Resolving Potential Emergency Situations

Neural Therapy is an extremely safe treatment regime. Emergency situations develop generally from one of three major factors:

1. Use of an inappropriate local anesthetic

Use of one or two percent procaine without any preservatives and buffered with hydroxide almost eliminates the potential for an emergency situation. The hydroxy-buffered procaine reduces the injection "sting" by 70% without any loss of the local anesthetic effect. This custom anesthetic can be compounded by Hopewell Pharmacy (800) 792-6670.

Because the procaine has no preservatives its shelf-life is only 6 to 12 months. In comparison, procaine with preservatives has a three-fold incidence of severe allergic reactions to lidocaine and is not recommended at all.

Lidocaine without any preservatives works well, however, a metabolite (aniline) of lidocaine has been shown to be carcinogenic in rats and lidocaine is broken down in the liver. Those patients who are already in a distress overload due to toxins (mercury, prescription drugs,bowel toxicity, etc.) will be over stressing their liver's detox mechanisms (P450 enzyme system). Do NOT ALLOW YOUR DENTIST TO USE LIDOCAINE.

Marcaine is inappropriate because it causes muscle-necrosis and prolonged, severe hypotension when intravenous injection is accidental. It also can be lethal.

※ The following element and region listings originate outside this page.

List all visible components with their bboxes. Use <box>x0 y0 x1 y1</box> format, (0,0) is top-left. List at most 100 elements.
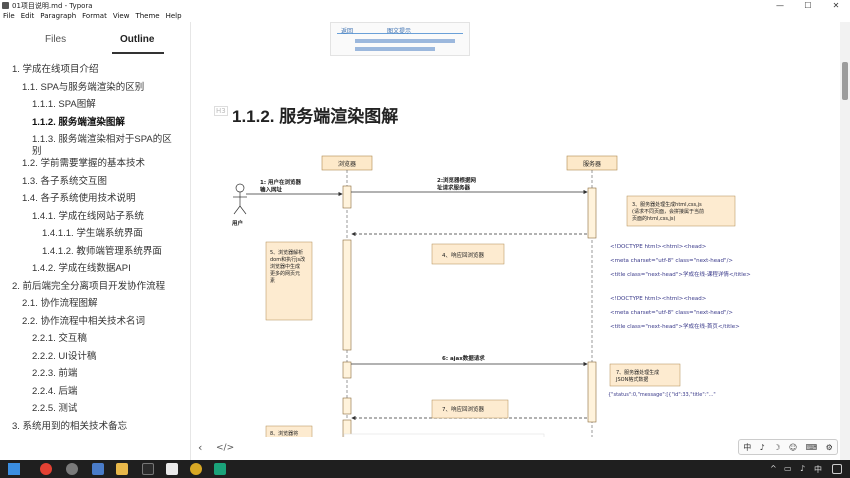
step2-label: 址请求服务器 <box>437 184 471 192</box>
browser-activation-bar <box>342 361 352 379</box>
html-code-line: <meta charset="utf-8" class="next-head"/… <box>610 258 733 264</box>
server-activation-bar <box>587 361 597 423</box>
ime-mode-icon[interactable]: 中 <box>743 442 751 453</box>
html-code-line: <meta charset="utf-8" class="next-head"/… <box>610 310 733 316</box>
outline-item[interactable]: 别 <box>32 146 42 158</box>
outline-item[interactable]: 2.2.3. 前端 <box>32 368 77 380</box>
ime-note-icon[interactable]: ♪ <box>760 443 765 452</box>
actor-label: 用户 <box>232 219 243 227</box>
outline-item[interactable]: 2.2. 协作流程中相关技术名词 <box>22 316 145 328</box>
maximize-button[interactable]: ☐ <box>794 0 822 11</box>
image-text-line <box>355 47 435 51</box>
typora-icon[interactable] <box>166 463 178 475</box>
outline-item[interactable]: 2.2.1. 交互稿 <box>32 333 87 345</box>
step5-label: dom和执行js改 <box>270 256 305 263</box>
outline-item[interactable]: 2.2.4. 后端 <box>32 386 77 398</box>
volume-icon[interactable]: ♪ <box>800 464 805 473</box>
outline-item[interactable]: 1.1.2. 服务端渲染图解 <box>32 117 125 129</box>
outline-item[interactable]: 2.1. 协作流程图解 <box>22 298 98 310</box>
image-tab-bar: 返回 图文提示 <box>337 25 463 35</box>
embedded-screenshot-image: 返回 图文提示 <box>330 22 470 56</box>
lane-server-label: 服务器 <box>583 160 601 168</box>
step5-label: 5、浏览器解析 <box>270 249 303 256</box>
menu-format[interactable]: Format <box>82 11 107 22</box>
code-icon[interactable]: </> <box>216 443 234 453</box>
outline-item[interactable]: 1.4. 各子系统使用技术说明 <box>22 193 136 205</box>
outline-item[interactable]: 1.4.2. 学成在线数据API <box>32 263 131 275</box>
actor-leg <box>233 205 241 215</box>
editor-scrollbar[interactable] <box>840 22 850 460</box>
outline-item[interactable]: 1.1.3. 服务端渲染相对于SPA的区 <box>32 134 172 146</box>
close-button[interactable]: ✕ <box>822 0 850 11</box>
windows-taskbar: ^ ▭ ♪ 中 <box>0 460 850 478</box>
html-code-line: <!DOCTYPE html><html><head> <box>610 244 707 250</box>
step2-label: 2:浏览器根据网 <box>437 176 477 184</box>
ime-toolbar: 中 ♪ ☽ ☺ ⌨ ⚙ <box>738 439 838 455</box>
tray-chevron-icon[interactable]: ^ <box>770 464 777 473</box>
outline-item[interactable]: 1.4.1. 学成在线网站子系统 <box>32 211 144 223</box>
step4-label: 4、响应回浏览器 <box>442 251 484 259</box>
menu-theme[interactable]: Theme <box>135 11 159 22</box>
outline-item[interactable]: 1.4.1.2. 教师端管理系统界面 <box>42 246 162 258</box>
browser-activation-bar <box>342 239 352 351</box>
window-controls: — ☐ ✕ <box>766 0 850 11</box>
menu-view[interactable]: View <box>113 11 130 22</box>
outline-item[interactable]: 1.3. 各子系统交互图 <box>22 176 107 188</box>
windows-start-icon[interactable] <box>8 463 20 475</box>
chrome-icon[interactable] <box>40 463 52 475</box>
outline-item[interactable]: 2.2.2. UI设计稿 <box>32 351 96 363</box>
ime-moon-icon[interactable]: ☽ <box>773 443 780 452</box>
ime-tray-icon[interactable]: 中 <box>814 464 822 475</box>
network-icon[interactable]: ▭ <box>784 464 792 473</box>
app-icon[interactable] <box>92 463 104 475</box>
json-code-line: {"status":0,"message":[{"id":33,"title":… <box>608 392 716 398</box>
menu-edit[interactable]: Edit <box>21 11 35 22</box>
outline-item[interactable]: 3. 系统用到的相关技术备忘 <box>12 421 127 433</box>
menu-file[interactable]: File <box>3 11 15 22</box>
browser-activation-bar <box>342 185 352 209</box>
outline-item[interactable]: 2.2.5. 测试 <box>32 403 77 415</box>
step1-label: 1: 用户在浏览器 <box>260 178 301 186</box>
ime-settings-icon[interactable]: ⚙ <box>826 443 833 452</box>
outline-item[interactable]: 1. 学成在线项目介绍 <box>12 64 99 76</box>
sidebar: Files Outline 1. 学成在线项目介绍 1.1. SPA与服务端渲染的… <box>0 22 191 460</box>
typora-app-icon <box>2 2 9 9</box>
status-bar: ‹ </> 中 ♪ ☽ ☺ ⌨ ⚙ <box>192 437 840 459</box>
folder-icon[interactable] <box>116 463 128 475</box>
step5-label: 更多的网页元 <box>270 270 300 277</box>
menu-paragraph[interactable]: Paragraph <box>40 11 76 22</box>
app-icon[interactable] <box>66 463 78 475</box>
step7-label: JSON格式数据 <box>615 376 648 383</box>
active-tab-indicator <box>112 52 164 54</box>
step7-label: 7、服务器处理生成 <box>616 369 659 376</box>
step7b-label: 7、响应回浏览器 <box>442 405 484 413</box>
outline-item[interactable]: 2. 前后端完全分离项目开发协作流程 <box>12 281 165 293</box>
notification-icon[interactable] <box>832 464 842 474</box>
step5-label: 浏览器中生成 <box>270 263 300 270</box>
editor-area: 返回 图文提示 H3 1.1.2. 服务端渲染图解 浏览器 服务器 用户 1: 用户在… <box>192 22 840 460</box>
tab-outline[interactable]: Outline <box>120 34 154 45</box>
ime-keyboard-icon[interactable]: ⌨ <box>806 443 818 452</box>
app-icon[interactable] <box>190 463 202 475</box>
heading-level-marker: H3 <box>214 106 228 116</box>
sidebar-tabs: Files Outline <box>0 22 190 56</box>
step3-label: 页面的html,css,js) <box>632 215 676 222</box>
app-icon[interactable] <box>214 463 226 475</box>
image-tab-back: 返回 <box>341 28 354 35</box>
minimize-button[interactable]: — <box>766 0 794 11</box>
scrollbar-thumb[interactable] <box>842 62 848 100</box>
step3-label: 3、服务器处理生成html,css,js <box>632 201 702 208</box>
browser-activation-bar <box>342 397 352 415</box>
tab-files[interactable]: Files <box>45 34 66 45</box>
ime-emoji-icon[interactable]: ☺ <box>789 443 797 452</box>
step8-label: 8、浏览器将 <box>270 430 298 437</box>
terminal-icon[interactable] <box>142 463 154 475</box>
menu-help[interactable]: Help <box>166 11 182 22</box>
outline-item[interactable]: 1.1.1. SPA图解 <box>32 99 96 111</box>
outline-item[interactable]: 1.2. 学前需要掌握的基本技术 <box>22 158 145 170</box>
chevron-left-icon[interactable]: ‹ <box>198 441 202 454</box>
outline-item[interactable]: 1.4.1.1. 学生端系统界面 <box>42 228 143 240</box>
outline-item[interactable]: 1.1. SPA与服务端渲染的区别 <box>22 82 144 94</box>
step1-label: 输入网址 <box>260 186 283 194</box>
step6-label: 6: ajax数据请求 <box>442 354 485 362</box>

Carbocaine is also not recommended since it has an unusually prolonged action and it also has not been around long enough to have evaluated its safety. Remmember, lidocaine has been around 50 years before it was discovered to have a carcinogenic metabolite.

2. Spontaneous detoxification

Neural therapy alters the electrical potential of the autonomic system and affects the membrane potential of all body cells. Injecting DMPS and or procaine influences the ionic channels within the cell membranes. If you are over burdened with petro chemicals, heavy metals (mercury, lead, cadmium, aluminum, etc.) or solvents either within the cells or on the cell membranes, they may suddenly become released into the lymphatic or venous system and a reversed toxicity can develop. Under such circumstances the first choice would be use of i.v. vitamin C 37.5 grams combined with Calcium-gluconate 10cc mixed in 50cc of distilled water given over one hour. The next choice would be Calcium-gluconate 10cc given slowly as an i.v. infusion. Often times DMPS is the antidote for the released toxins.